Suite à l'autisme laissé en plan
cher Laurent Rompteaux
la présente lettre vous est adressée, mais je souhaiterais que vous puissiez la diffuser auprès de vos lecteurs.
Vous avez, à très bon escient et encore plus meilleur inconscient (j'entends l'inconscient institutionnel, vers lequel vous nous orientez), cité les propos ministériels concernant l'autisme.
Ce sont là propos redoutables, effrayants, intolérants, discréditants, qui nous ramènent des siècles en arrière tout en prétendant trouver justification dans des pratiques psychiatriques modernistes (idéologies yankistes type Delgado, DSM, etc., mais aussi pavloviennes) qui relèvent d'une volonté frénétique réglée sur les enjeux nommés "comportementalité", "qualité-prix", "culture des résultats", "économie et hiérarchie d'abord", etc.
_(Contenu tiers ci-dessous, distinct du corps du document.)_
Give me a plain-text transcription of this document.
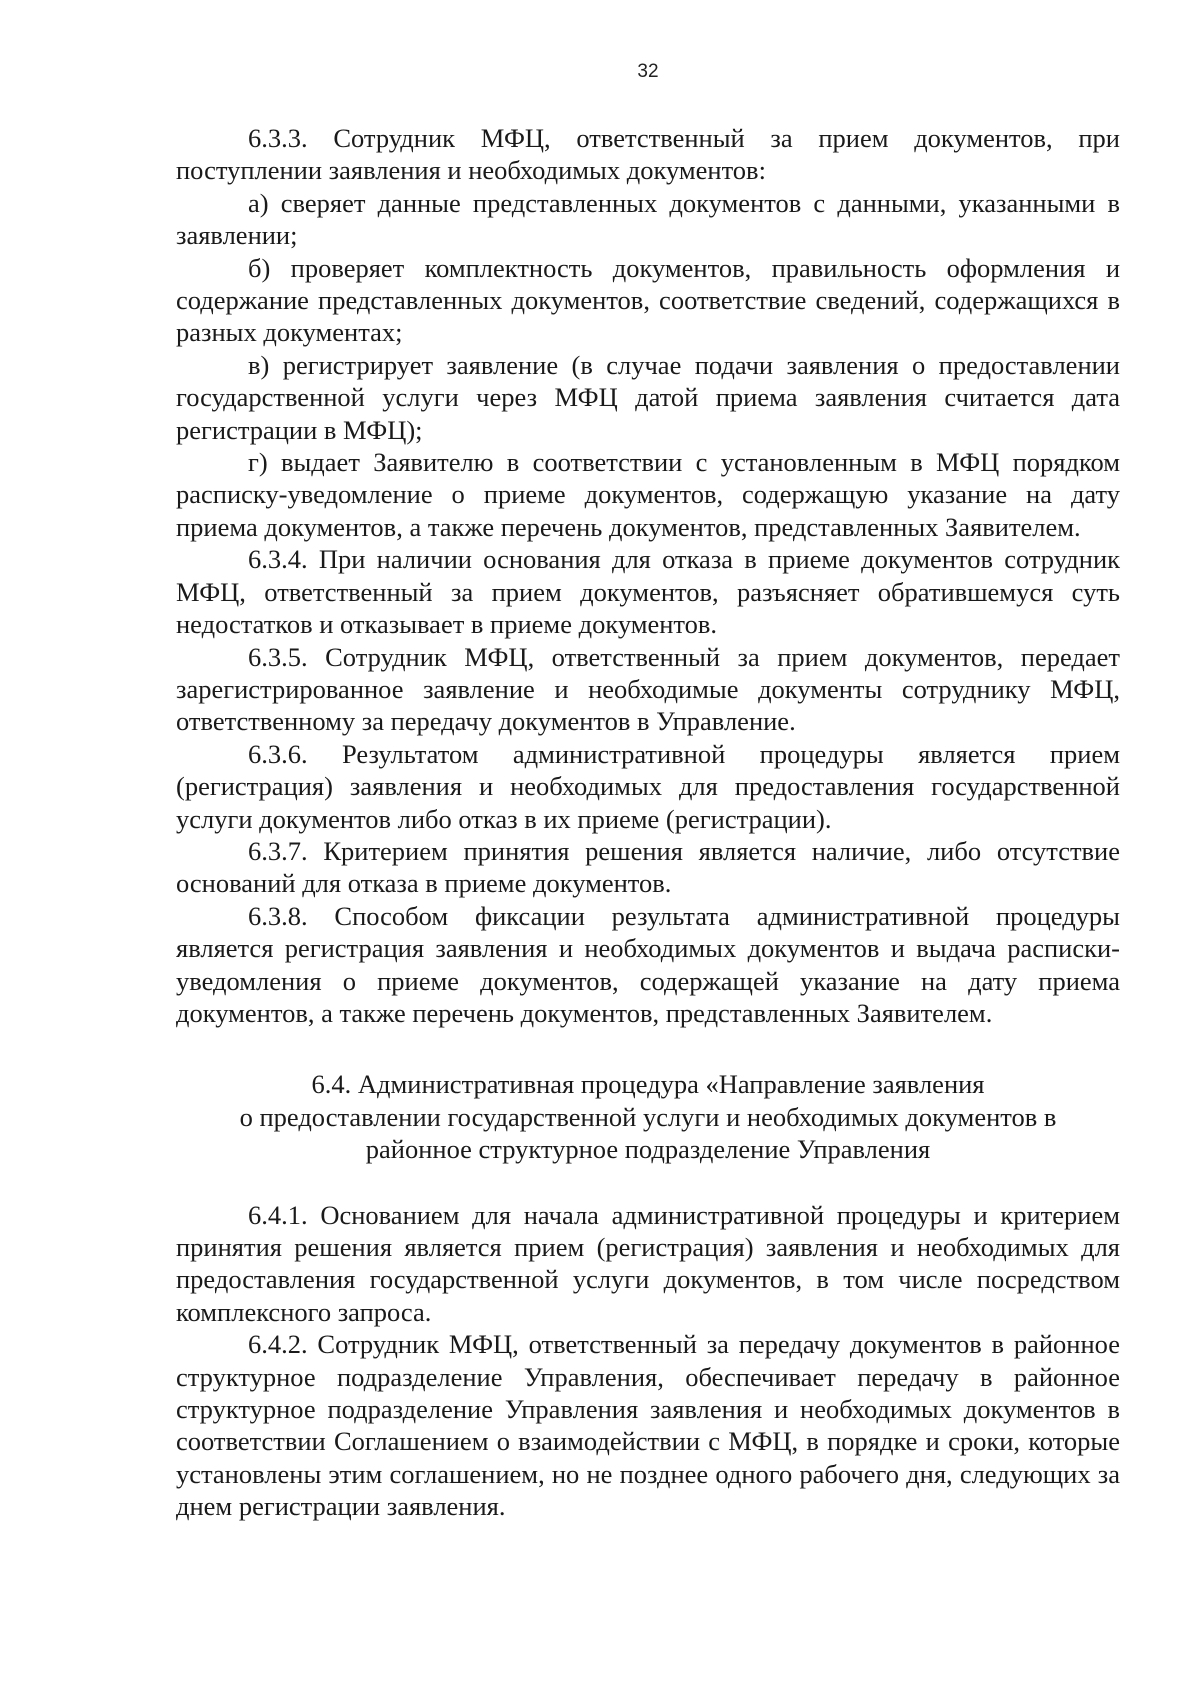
32

6.3.3. Сотрудник МФЦ, ответственный за прием документов, при поступлении заявления и необходимых документов:

а) сверяет данные представленных документов с данными, указанными в заявлении;

б) проверяет комплектность документов, правильность оформления и содержание представленных документов, соответствие сведений, содержащихся в разных документах;

в) регистрирует заявление (в случае подачи заявления о предоставлении государственной услуги через МФЦ датой приема заявления считается дата регистрации в МФЦ);

г) выдает Заявителю в соответствии с установленным в МФЦ порядком расписку-уведомление о приеме документов, содержащую указание на дату приема документов, а также перечень документов, представленных Заявителем.

6.3.4. При наличии основания для отказа в приеме документов сотрудник МФЦ, ответственный за прием документов, разъясняет обратившемуся суть недостатков и отказывает в приеме документов.

6.3.5. Сотрудник МФЦ, ответственный за прием документов, передает зарегистрированное заявление и необходимые документы сотруднику МФЦ, ответственному за передачу документов в Управление.

6.3.6. Результатом административной процедуры является прием (регистрация) заявления и необходимых для предоставления государственной услуги документов либо отказ в их приеме (регистрации).

6.3.7. Критерием принятия решения является наличие, либо отсутствие оснований для отказа в приеме документов.

6.3.8. Способом фиксации результата административной процедуры является регистрация заявления и необходимых документов и выдача расписки-уведомления о приеме документов, содержащей указание на дату приема документов, а также перечень документов, представленных Заявителем.

6.4. Административная процедура «Направление заявления
о предоставлении государственной услуги и необходимых документов в
районное структурное подразделение Управления

6.4.1. Основанием для начала административной процедуры и критерием принятия решения является прием (регистрация) заявления и необходимых для предоставления государственной услуги документов, в том числе посредством комплексного запроса.

6.4.2. Сотрудник МФЦ, ответственный за передачу документов в районное структурное подразделение Управления, обеспечивает передачу в районное структурное подразделение Управления заявления и необходимых документов в соответствии Соглашением о взаимодействии с МФЦ, в порядке и сроки, которые установлены этим соглашением, но не позднее одного рабочего дня, следующих за днем регистрации заявления.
On y retrouve le fantasme puritain fascisant qui voit la psychanalyse partout - alors qu'elle n'est, réellement, que minoritaire, un minoritaire qui laisse beaucoup à désirer, ce dont s'autorisent les ennemis de Freud et de la "révolution psychanalytique" pour se livrer à des attaques où l'ignare le dispute au féroce (on fraye comme on peut); s'y affirme la volonté typiquement totalitaire d'enfermer les singularités individuelles dans un format unique, répondant aux exigences, exploitations et rentabilisations des détenteurs de pouvoirs; s'y décèle l'idéologie scientiste d'une "sélection des meilleurs" (des plus "forts"), où les dits "meilleurs" ne s'autorisent que d'eux-mêmes, de leurs biens, et des gangs qu'ils constituent et entretiennent ...
Je vous ai adressé il y a peu un texte, intitulé "Furor pectoris", où, posant là les "coronaires encrassées", je parle du "Principe de l'encrassement". J'évoque brièvement les "crasses" (il vaut la peine d'utiliser ce terme populaire) que subit tout individu au cours de son existence, et qui - avançons cette hypothèse élémentaire, que tendraient à éclairer certains travaux - contribuent à secrètement "briser le coeur" (syndrome japonais de Tako-Tsubo), "encrasser" les artères. Au delà des cas individuels, dont devrait se préoccuper tout analyste, refait à nouveau surface, aujourd'hui, le problème toujours aussi dramatique et opaque des enfants autistiques. Le terme englobe des catégories de sujets, tous déroutants, qui pourraient requérir des approches distinctes exigeant, toutes, quelles qu'elles soient, prudence et audace, tolérance et générosité, finesse et érudition - mais d'abord, avant tout et par dessus tout, l'instauration de conditions de vie prises en charge par la société et visant à assurer protection, sécurisation, confort, exténuation du malheur d'être. C'est la définition même de l'approche psychanalytique, dont le principe de base est de toujours se remettre en question. Ne dogmatisent que les cuistres. Qu'une ministre en vienne à tenir, à l'endroit de la psychanalyse, les propos que cite Laurent Rompteaux - voilà qui n'ira pas sans quelques désastres.
Nous avons affaire là, croyons-nous, à une "crasse" officielle, institutionalisée, qui veut imposer une "loi" arbitraire, corporatiste, médiatico-populiste, à toute une population d'enfants meurtris, marginalisés, malheureux. La rengaine compassionnelle se veut réponse à tout : "c'est pour leur bien", est-il affirmé aux divers échelons, du groupement familial impatient et culpabilisé, broyant du noir, jusqu'aux cercles officiels qui se complaisent aux quadratures scientistes. Reste que la visée la plus patente, formulée d'entrée de jeu, est d'exclure des pratiques psychologiques, pédagogiques, politiques et culturelles, la psychanalyse et sa puissance inégalée de pénétration et de compréhension de la réalité humaine. Qu'attendent donc les postérités freudiennes, les enfants de l'analyse pour, par delà sectarismes et pusillanimité, faire entendre, avec rigueur, pugnacité et sachant abattre toutes les cartes de l'inconscient (la "carte du tendre" y trouve sa place), leur voix?